April 1, 2020
Listen, watch and wait: how COVID-19 is changing food consumption
By Jeanine Moyer
The disconnect between consumers and food producers, or farmers, has never been more obvious. In this new COVID-19 world, where grocery store employees and truckers have never been more revered, it’s clear consumers aren’t aware of another type of front-line workers – the farmers who are working to produce the food to fill grocery store shelves.
Supply chain shift
Jo-Ann McArthur, Nourish Network partner and president and chief strategist at Nourish Food Marketing is in tune with the rapidly shifting food supply chain as a result of the ongoing pandemic. “The supply chain is pivoting as it moves from the traditional 60/40 mix of foodservice to grocery ratio to the new 15/85 mix of foodservice to grocery,” she says, noting the challenge that our supply chain can’t change that quickly.

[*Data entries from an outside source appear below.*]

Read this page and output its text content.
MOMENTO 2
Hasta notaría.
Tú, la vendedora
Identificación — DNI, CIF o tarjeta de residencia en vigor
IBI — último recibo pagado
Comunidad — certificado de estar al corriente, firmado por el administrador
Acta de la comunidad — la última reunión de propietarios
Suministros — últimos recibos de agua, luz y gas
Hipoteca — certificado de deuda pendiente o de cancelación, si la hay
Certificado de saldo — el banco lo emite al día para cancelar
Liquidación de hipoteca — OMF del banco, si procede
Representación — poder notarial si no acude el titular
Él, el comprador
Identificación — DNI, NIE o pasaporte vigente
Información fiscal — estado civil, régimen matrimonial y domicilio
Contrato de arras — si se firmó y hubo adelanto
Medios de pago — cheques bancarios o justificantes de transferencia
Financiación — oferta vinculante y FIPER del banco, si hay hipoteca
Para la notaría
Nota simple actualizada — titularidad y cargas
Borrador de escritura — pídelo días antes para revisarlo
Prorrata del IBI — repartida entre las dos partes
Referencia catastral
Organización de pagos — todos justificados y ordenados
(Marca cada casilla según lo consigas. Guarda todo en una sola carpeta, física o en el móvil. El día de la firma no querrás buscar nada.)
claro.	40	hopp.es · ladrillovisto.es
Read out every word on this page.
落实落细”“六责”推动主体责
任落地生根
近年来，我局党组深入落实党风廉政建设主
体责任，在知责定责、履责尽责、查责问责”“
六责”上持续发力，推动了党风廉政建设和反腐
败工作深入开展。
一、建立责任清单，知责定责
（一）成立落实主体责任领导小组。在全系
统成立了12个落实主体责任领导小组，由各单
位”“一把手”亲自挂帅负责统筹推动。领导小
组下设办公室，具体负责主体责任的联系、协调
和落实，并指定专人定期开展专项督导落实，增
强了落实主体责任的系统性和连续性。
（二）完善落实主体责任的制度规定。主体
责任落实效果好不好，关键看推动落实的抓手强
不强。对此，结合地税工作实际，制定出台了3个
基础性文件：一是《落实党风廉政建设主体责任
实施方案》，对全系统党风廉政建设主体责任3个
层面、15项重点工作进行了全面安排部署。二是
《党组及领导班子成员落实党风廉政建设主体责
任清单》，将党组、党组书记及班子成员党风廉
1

The basic logistics of transporting food, necessary changes in municipal bylaws allowing off-hour store deliveries and staffing food processing plants are just some of the problems the supply chain is facing as focus shifts from the foodservice industry to grocery stores. “That’s why we’re seeing some shortages in stores – it’s not that we don’t have a stable food supply – it’s just the result of a rapidly changing supply chain.”
Community support soars
The good news for farmers and local food enthusiasts is that more people are turning to their local communities for information and support. And the result is a greater understanding to support their neighbours. From local craft breweries to community supported agriculture (CSA) food boxes, consumers are thinking, buying and supporting those closer to home.
“Look at the way farmers’ markets took off after the last recession,” McArthur says. “Dramatic social and economic situations like these will change consumer habits and we’re already seeing a shift in purchasing from the local community vendors, restaurants and farmers as consumers understand they need to support those around them.”
The face behind the food
Canadians are questioning their food now, more than ever. Health and exposure risks have some resisting take out options because they don’t trust the packaging or the number of people handling the food. Social media is full of ‘how to wash your food properly’ videos and questions about when farmers’ markets will open again. “Consumers have always wanted to know more about food, the food system and farmers,” says McArthur. “But when we come out of this, it’s going to be more important than ever to meet consumers where they want to be – trust and transparency will be critical.”